Thursday, March 10, 2011

Lessons learned

So, I have bombed a few times, but every time I bomb, I learn something new. Here is a quick list of things I've found myself doing that other student teachers should try to avoid.

-Be aware of what students know. If you're only coming in a few days a week, and the teacher entrusts you with a lesson, don't assume to know what the students know and don't know. I tried to run an activity where students had to answer some questions. Turns out, they hadn't covered any of the material previously, so they were floundering, and I was so busy doing one on one help I didn't notice the entire class falling apart. So, figure out what they know. Formative assessment and unit context.
-Don't get distracted when you have the class's attention. I did that a few times today, where I used the attention-getting signal, then completely blew it by seeing a student raise their hand asking for help, and forgetting that, hey, I need to remind them to finish in 5 minutes.
-In math, if the students need to write out all their work, so do you. I was trying to do systems of equations in my head, and while I can do that to some extent, I still make mistakes. Better to write it out instead of making a fool of yourself.
-This is more geared towards middle schoolers, but applies to everyone: Don't assume they know what to do, because they don't. You need to be painfully explicit with directions. The really amazing thing is, they listen and obey most of the time.
-Learn when to ask for help, or when to separate students. Don't be afraid to ask students if they need to move. Often, they will say they do. If they aren't doing the work, move them. If they're making some noise, but the work is getting done, it's your call.

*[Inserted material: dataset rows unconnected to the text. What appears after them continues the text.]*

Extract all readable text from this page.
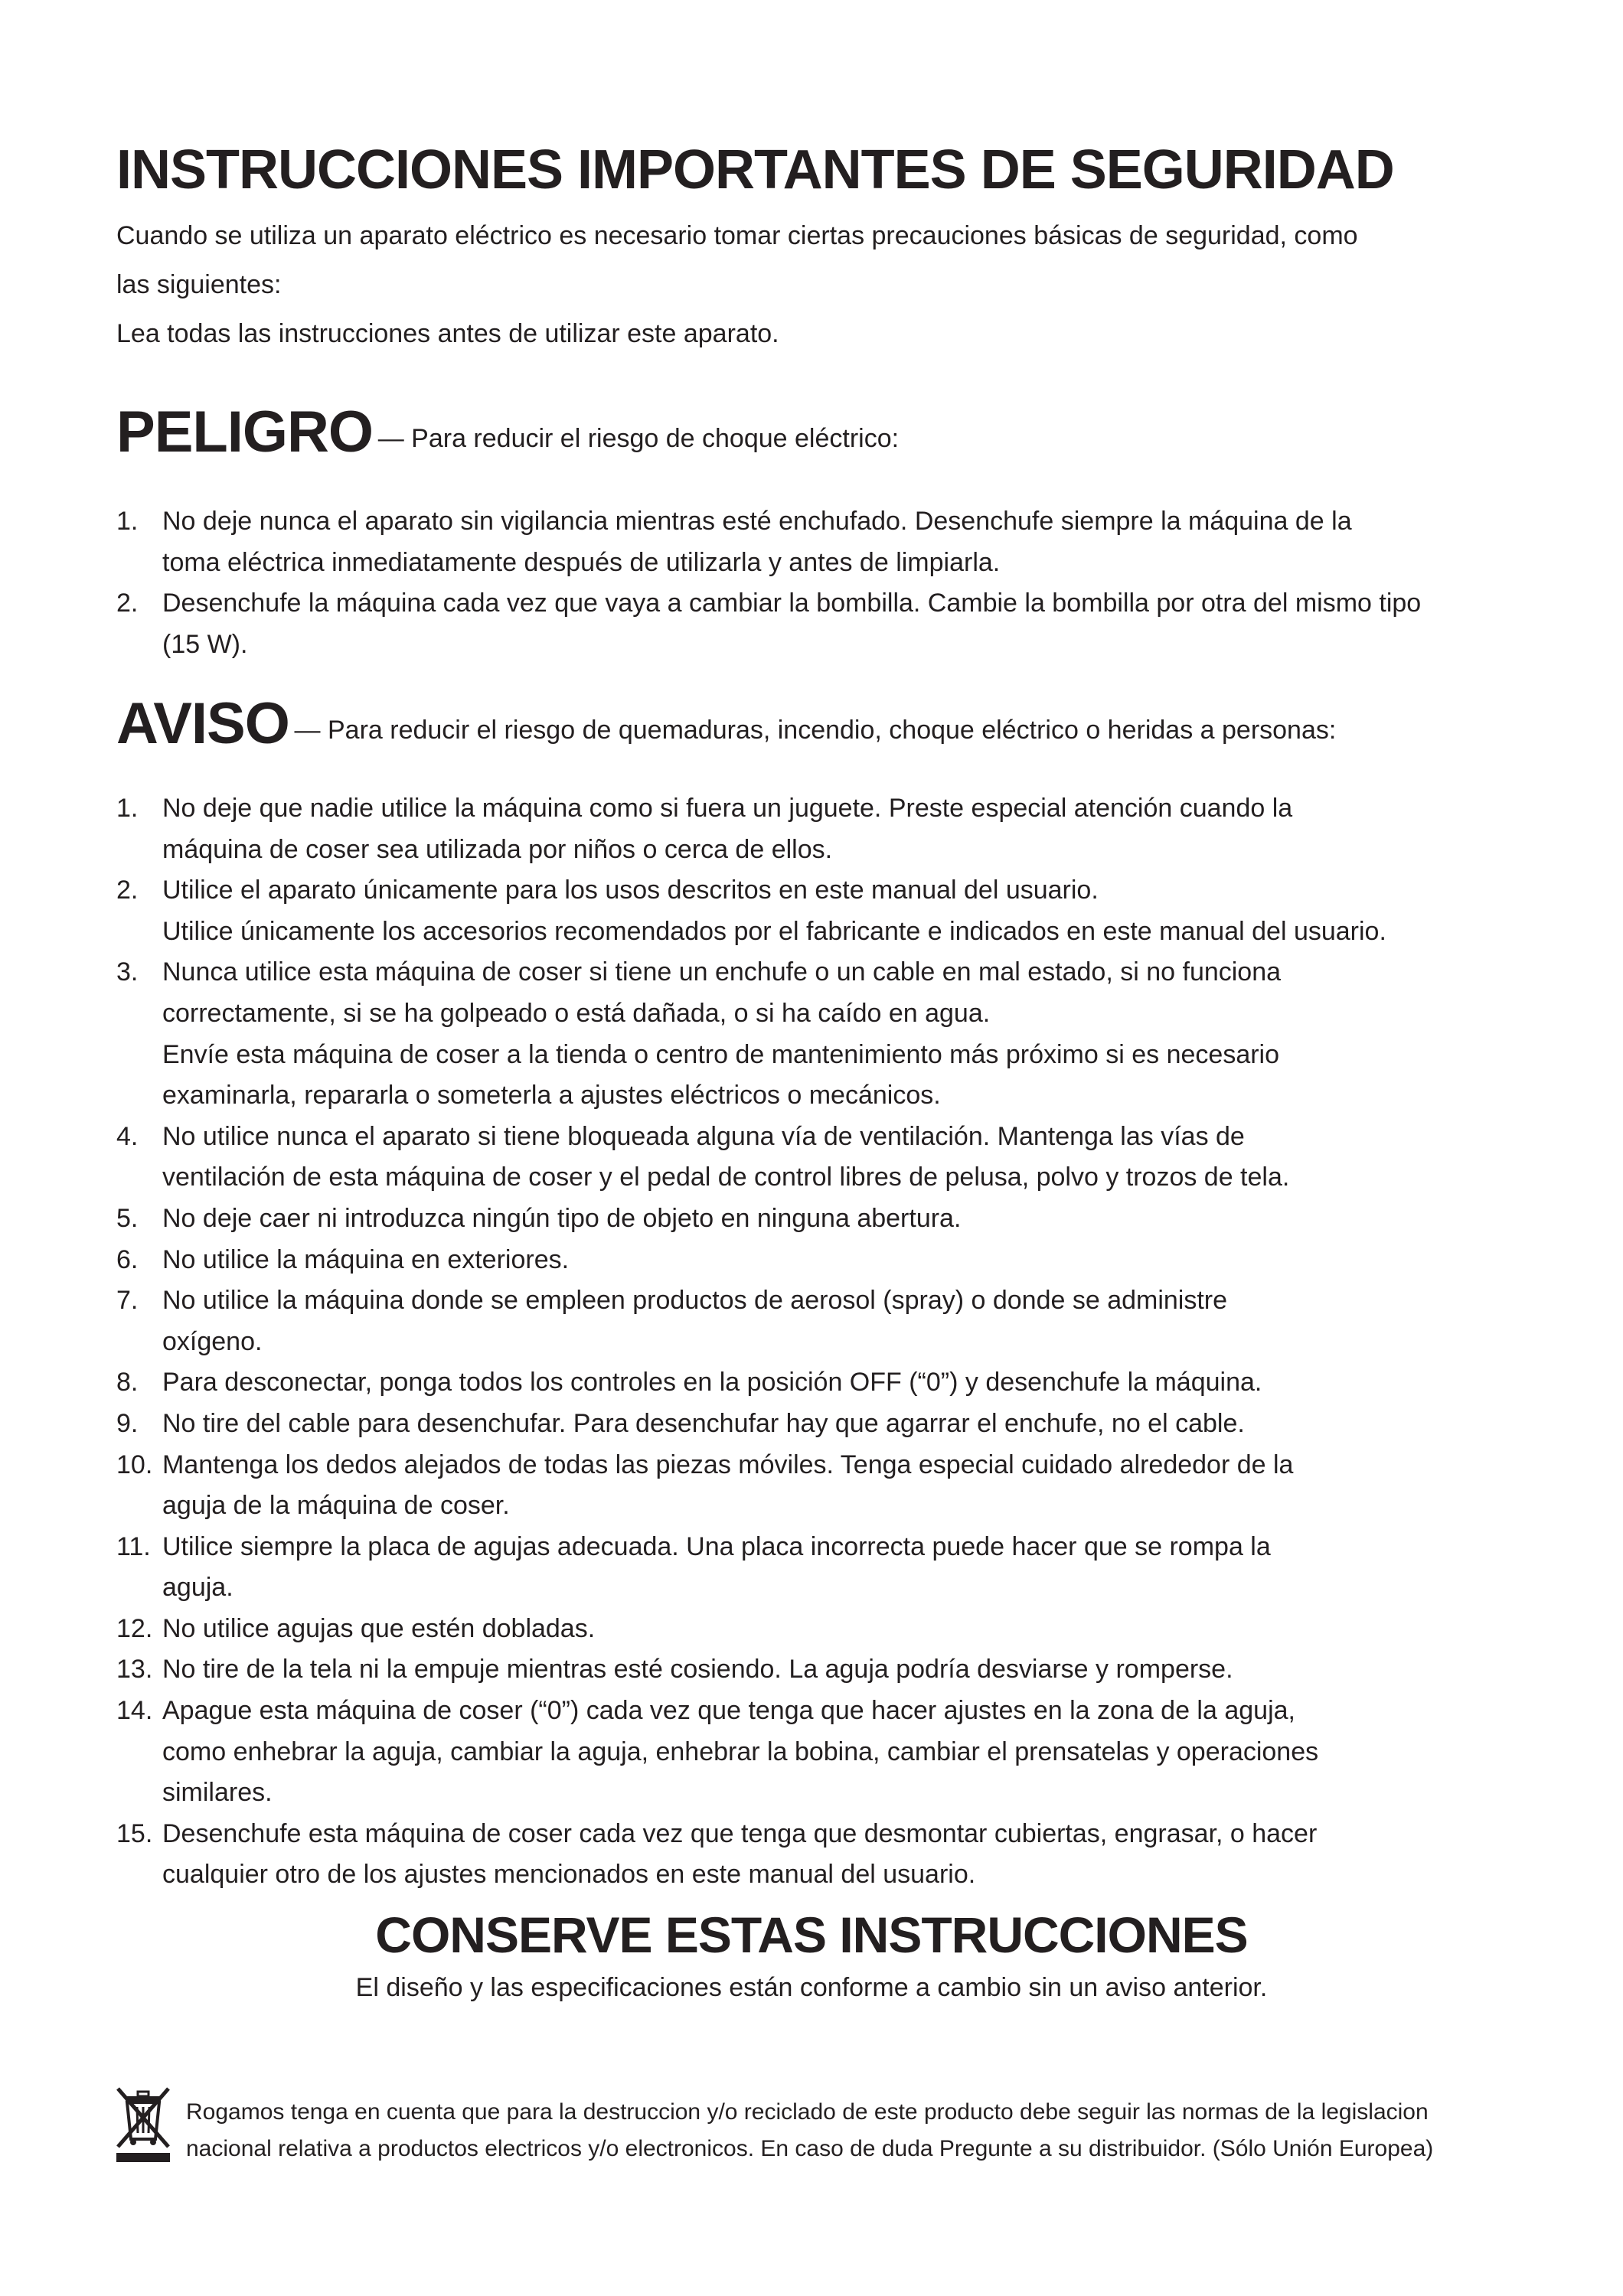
INSTRUCCIONES IMPORTANTES DE SEGURIDAD

Cuando se utiliza un aparato eléctrico es necesario tomar ciertas precauciones básicas de seguridad, como

las siguientes:

Lea todas las instrucciones antes de utilizar este aparato.

PELIGRO — Para reducir el riesgo de choque eléctrico:
1. No deje nunca el aparato sin vigilancia mientras esté enchufado. Desenchufe siempre la máquina de la
toma eléctrica inmediatamente después de utilizarla y antes de limpiarla.
2. Desenchufe la máquina cada vez que vaya a cambiar la bombilla. Cambie la bombilla por otra del mismo tipo
(15 W).
AVISO — Para reducir el riesgo de quemaduras, incendio, choque eléctrico o heridas a personas:
1. No deje que nadie utilice la máquina como si fuera un juguete. Preste especial atención cuando la
máquina de coser sea utilizada por niños o cerca de ellos.
2. Utilice el aparato únicamente para los usos descritos en este manual del usuario.
Utilice únicamente los accesorios recomendados por el fabricante e indicados en este manual del usuario.
3. Nunca utilice esta máquina de coser si tiene un enchufe o un cable en mal estado, si no funciona
correctamente, si se ha golpeado o está dañada, o si ha caído en agua.
Envíe esta máquina de coser a la tienda o centro de mantenimiento más próximo si es necesario
examinarla, repararla o someterla a ajustes eléctricos o mecánicos.
4. No utilice nunca el aparato si tiene bloqueada alguna vía de ventilación. Mantenga las vías de
ventilación de esta máquina de coser y el pedal de control libres de pelusa, polvo y trozos de tela.
5. No deje caer ni introduzca ningún tipo de objeto en ninguna abertura.
6. No utilice la máquina en exteriores.
7. No utilice la máquina donde se empleen productos de aerosol (spray) o donde se administre
oxígeno.
8. Para desconectar, ponga todos los controles en la posición OFF (“0”) y desenchufe la máquina.
9. No tire del cable para desenchufar. Para desenchufar hay que agarrar el enchufe, no el cable.
10. Mantenga los dedos alejados de todas las piezas móviles. Tenga especial cuidado alrededor de la
aguja de la máquina de coser.
11. Utilice siempre la placa de agujas adecuada. Una placa incorrecta puede hacer que se rompa la
aguja.
12. No utilice agujas que estén dobladas.
13. No tire de la tela ni la empuje mientras esté cosiendo. La aguja podría desviarse y romperse.
14. Apague esta máquina de coser (“0”) cada vez que tenga que hacer ajustes en la zona de la aguja,
como enhebrar la aguja, cambiar la aguja, enhebrar la bobina, cambiar el prensatelas y operaciones
similares.
15. Desenchufe esta máquina de coser cada vez que tenga que desmontar cubiertas, engrasar, o hacer
cualquier otro de los ajustes mencionados en este manual del usuario.
CONSERVE ESTAS INSTRUCCIONES

El diseño y las especificaciones están conforme a cambio sin un aviso anterior.

Rogamos tenga en cuenta que para la destruccion y/o reciclado de este producto debe seguir las normas de la legislacion
nacional relativa a productos electricos y/o electronicos. En caso de duda Pregunte a su distribuidor. (Sólo Unión Europea)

Also, after class, I visited a local online academy within my district. I've become acquainted with two of the staff there, and we enjoy talking. The bricks and mortar location is a strange mix between a server room and a classroom, and one of the teachers reminds me of an amalgamation of an IT guy and a teacher. The more I learn about these types of schools, the more I want to get hired in one. The idea of using web based education to create that hard focus on content matter is amazing, plus the idea of cutting out the classroom management and simply focus on curriculum design and personal motivation, that really appeals to me. With that in mind, I've decided to make that one of my ideal jobs, and steer towards district placements as much as possible. On the bright side, the connections I made at the online academy seemed very happy to help, as they really like to see someone who is there because they are passionate about that type of learning, not just because they got RIF'd. They also gave me some really good suggestions on how to enhance my resume, which I will probably pursue over student teaching if there's time, and if not, over summer.

Also, I'm meeting with some social justice educators about internet literacy tomorrow. I've been holding off my social justice post for a while, but once I've had that conversation, I'll probably have a cool post ready.